Les accusés figurant dans le dossier sont jugés pour « harcèlement sexuel sur mineur » et « abus sexuel sur mineur par attouchements ». Le parquet général d'Ankara requiert jusqu'à 16 ans et 6 mois de prison pour chacun des cinq accusés.
LA DÉCISION INTERLOCUTOIRE A ÉTÉ ANNONCÉE
Le tribunal a rendu sa décision interlocutoire dans le procès impliquant 5 accusés au total, dont 4 étaient en détention. Il a été ordonné que les accusés soient libérés, au motif qu'il n'y avait aucun risque de fuite et en tenant compte du temps passé en détention.

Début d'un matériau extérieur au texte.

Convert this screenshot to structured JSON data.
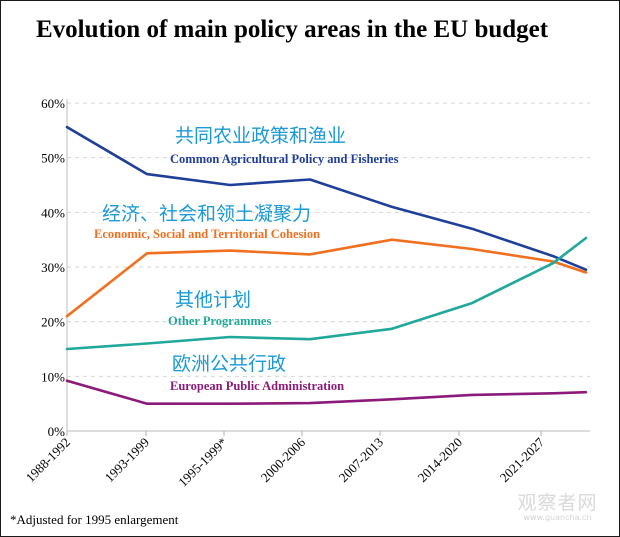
{
  "chart_data": {
    "type": "line",
    "title": "Evolution of main policy areas in the EU budget",
    "xlabel": "",
    "ylabel": "",
    "categories": [
      "1988-1992",
      "1993-1999",
      "1995-1999*",
      "2000-2006",
      "2007-2013",
      "2014-2020",
      "2021-2027"
    ],
    "x_points": [
      "1988-1992",
      "1993-1999",
      "1995-1999*",
      "2000-2006",
      "2007-2013",
      "2014-2020",
      "2021-2027",
      "2021-2027 end"
    ],
    "yticks": [
      "0%",
      "10%",
      "20%",
      "30%",
      "40%",
      "50%",
      "60%"
    ],
    "ylim": [
      0,
      60
    ],
    "grid": true,
    "series": [
      {
        "name": "Common Agricultural Policy and Fisheries",
        "name_cn": "共同农业政策和渔业",
        "color": "#1f3f99",
        "values": [
          55.6,
          47.0,
          45.0,
          46.0,
          41.0,
          37.0,
          32.0,
          29.5
        ]
      },
      {
        "name": "Economic, Social and Territorial Cohesion",
        "name_cn": "经济、社会和领土凝聚力",
        "color": "#f07020",
        "values": [
          21.0,
          32.5,
          33.0,
          32.3,
          35.0,
          33.3,
          31.0,
          29.0
        ]
      },
      {
        "name": "Other Programmes",
        "name_cn": "其他计划",
        "color": "#20a89a",
        "values": [
          15.0,
          16.0,
          17.2,
          16.8,
          18.7,
          23.4,
          30.7,
          35.3
        ]
      },
      {
        "name": "European Public Administration",
        "name_cn": "欧洲公共行政",
        "color": "#8b1a7a",
        "values": [
          9.2,
          5.0,
          5.0,
          5.1,
          5.8,
          6.6,
          6.9,
          7.1
        ]
      }
    ],
    "label_cn_color": "#1a9ad6",
    "legend": "inline-labels"
  },
  "footnote": "*Adjusted for 1995 enlargement",
  "watermark": {
    "cn": "观察者网",
    "url": "www.guancha.cn"
  }
}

Le procès a été reporté au 15 mai.
« CE N'EST PAS NOUVEAU, NOUS AVIONS MIS EN GARDE »
Le député du CHP pour Istanbul, Mahmut Tanal, qui a suivi l'audience, a fait une déclaration sur son compte de réseau social après l'audience. M. Tanal a déclaré : « Les allégations de harcèlement survenues à la Grande Assemblée nationale de Turquie ne sont pas nouvelles. En 2018, nous avions déposé une motion de recherche à ce sujet, nous avions mis en garde et nous avions consigné les faits. Cependant, les mesures nécessaires n'ont pas été prises et les responsabilités ont été délibérément ignorées. »
LES ACCUSÉS AVAIENT ADMIS LES MESSAGES
L'un des accusés en détention, Halil İlker Güner, a admis avoir écrit les messages envoyés à l'étudiante stagiaire, dont le contenu était : « Ma petite pistache, tu veux vraiment me rencontrer ? Tu étais très belle aujourd'hui. Tu es ma petite chérie ». Dans sa défense, Güner a déclaré : « Je dis aussi ces choses quand je parle aux gens autour de moi ».
Un autre accusé en détention, İbrahim Beşlioğlu, a également confirmé les messages envoyés à l'étudiante stagiaire. Beşlioğlu s'est défendu en disant : « Je suis très regrettant. C'était un moment de faiblesse. C'est la première fois que je fais une chose pareille. Un soir, je m'ennuyais, j'avais le moral à zéro. Mes relations avec ma femme étaient tendues. D'ailleurs, nous sommes actuellement en instance de divorce. Je n'ai pas écrit ces messages avec une intention sexuelle ».